Case Report: Tetralogy of Fallot in a Chinese Family Caused by a Novel Missense Variant of MYOM2

Abstract

Background: Rare genetic variants have been identified to be important contributors to the risk of Tetralogy of Fallot (TOF), the most common cyanotic congenital heart disease (CHD). But relatively limited familial studies with small numbers of TOF cases have been reported to date. In this study, we aimed to identify novel pathogenic genes and variants that caused TOF in a Chinese family using whole exome sequencing (WES).

Methods: A Chinese family whose twins were affected by TOF were recruited for this study. A WES was performed for the affected twins, their healthy brother, and parents to identify the potential pathogenic mutated gene(s). Heterozygous variants carried by the twins, but not the unaffected brother, were retained. Public databases were used to assess the frequencies of the selected variants, and online prediction tools were accessed to predict the influences of these variants on protein function. The final candidate variant was further confirmed by Sanger sequencing in other members of the family.

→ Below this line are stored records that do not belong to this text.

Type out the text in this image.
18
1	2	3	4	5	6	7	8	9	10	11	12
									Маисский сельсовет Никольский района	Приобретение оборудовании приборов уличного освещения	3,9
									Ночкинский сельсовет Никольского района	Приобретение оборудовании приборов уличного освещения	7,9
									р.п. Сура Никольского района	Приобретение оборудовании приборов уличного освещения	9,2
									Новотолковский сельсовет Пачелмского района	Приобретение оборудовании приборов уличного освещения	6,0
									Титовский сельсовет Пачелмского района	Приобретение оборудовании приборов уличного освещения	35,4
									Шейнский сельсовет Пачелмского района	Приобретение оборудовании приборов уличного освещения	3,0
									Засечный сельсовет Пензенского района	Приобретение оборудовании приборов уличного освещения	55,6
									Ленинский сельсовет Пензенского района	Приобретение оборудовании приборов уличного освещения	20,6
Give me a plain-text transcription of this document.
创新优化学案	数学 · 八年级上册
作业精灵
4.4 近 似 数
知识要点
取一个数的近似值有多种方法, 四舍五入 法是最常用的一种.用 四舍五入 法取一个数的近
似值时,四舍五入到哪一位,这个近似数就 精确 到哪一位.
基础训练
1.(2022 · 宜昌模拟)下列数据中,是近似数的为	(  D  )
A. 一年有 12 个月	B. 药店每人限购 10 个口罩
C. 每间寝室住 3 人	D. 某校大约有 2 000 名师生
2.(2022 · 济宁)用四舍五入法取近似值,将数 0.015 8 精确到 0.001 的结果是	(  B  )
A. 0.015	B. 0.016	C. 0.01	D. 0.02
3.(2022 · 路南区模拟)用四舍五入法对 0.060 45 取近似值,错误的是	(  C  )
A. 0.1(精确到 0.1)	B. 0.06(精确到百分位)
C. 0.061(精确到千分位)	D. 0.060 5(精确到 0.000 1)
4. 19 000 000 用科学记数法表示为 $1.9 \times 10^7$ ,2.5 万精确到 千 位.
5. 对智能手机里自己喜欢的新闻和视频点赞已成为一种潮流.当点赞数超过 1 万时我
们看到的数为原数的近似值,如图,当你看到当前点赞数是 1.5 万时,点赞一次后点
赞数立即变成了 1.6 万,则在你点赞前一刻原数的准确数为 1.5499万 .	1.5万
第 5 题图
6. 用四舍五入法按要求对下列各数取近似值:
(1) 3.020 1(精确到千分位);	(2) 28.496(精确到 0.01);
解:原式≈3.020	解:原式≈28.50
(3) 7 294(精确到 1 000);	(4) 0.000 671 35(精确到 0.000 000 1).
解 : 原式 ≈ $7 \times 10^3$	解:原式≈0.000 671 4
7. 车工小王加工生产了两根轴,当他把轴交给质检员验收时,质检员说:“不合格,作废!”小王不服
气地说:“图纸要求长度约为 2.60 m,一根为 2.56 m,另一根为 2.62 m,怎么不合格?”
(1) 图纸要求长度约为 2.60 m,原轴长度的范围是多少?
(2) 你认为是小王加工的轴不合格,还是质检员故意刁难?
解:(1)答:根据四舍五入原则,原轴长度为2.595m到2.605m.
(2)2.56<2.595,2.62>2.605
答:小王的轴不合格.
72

Results: After several filtering processes, a heterozygous missense variant in the MYOM2 gene (NM_003970.4:c.3097C>T:p.R1033C) was identified and confirmed by Sanger sequencing in the affected twins and their unaffected father, suggesting an inheritance pattern with incomplete penetrance. The variant was found to be extremely rare in the public databases. Furthermore, the mutated site was highly conserved among mammals, and as shown using multiple online prediction tools, this variant was predicted to be a detrimental variant.

Conclusion: We assessed a family with TOF caused by a rare heterozygous missense variant of MYOM2. Our findings not only further confirm the significant role of genetics in the incidence of TOF but also expand the spectrum of the gene variants that lead to TOF.

Keywords: MYOM2; Tetralogy of Fallot; heterozygous variant; incomplete penetrance; whole exome sequencing.

Figure 1

Pedigree of the family with TOF. The filled black symbols represent the affected members.

Figure 2

Echocardiogram images from patients II:2 and II:3 showing the apex of the heart. (A) The ultrasonogram for the elder twin (II:2). (B) The ultrasonogram for the younger twin (II:3). LV, left ventricle; RV, right ventricle; Ao, aorta; RVOT, right ventricular out ow tract; PA, pulmonary artery.

Figure 3

Validation of the missense variant of MYOM2 in the family with TOF. (A) Sanger sequencing results from the probands, their brothers, and their unaffected parents. The heterozygous variant in the MYOM2 gene was identified in the twins, but not in their healthy brother. (B) The location of the variant in the protein structure of MYOM2. The arrow denotes the mutated site. (C) Amino acid alignment of the MYOM2 protein from several organisms. The position of Arg1033 residue (highlighted by a red box) was highly conserved among different species.

Figure 4

Wild-type and variant structure of MYOM2 protein. (A) Wild-type MYOM2 predicted 3D structure. (B) Mutation MYOM2 predicted 3D structure. Supplemental Figure 1 Echo images from the twins' father. The above 4 figures were taken from Cardiac ultrasound results. These figures illustrate the shape, structure, wall thickness, and function of the heart were all normal.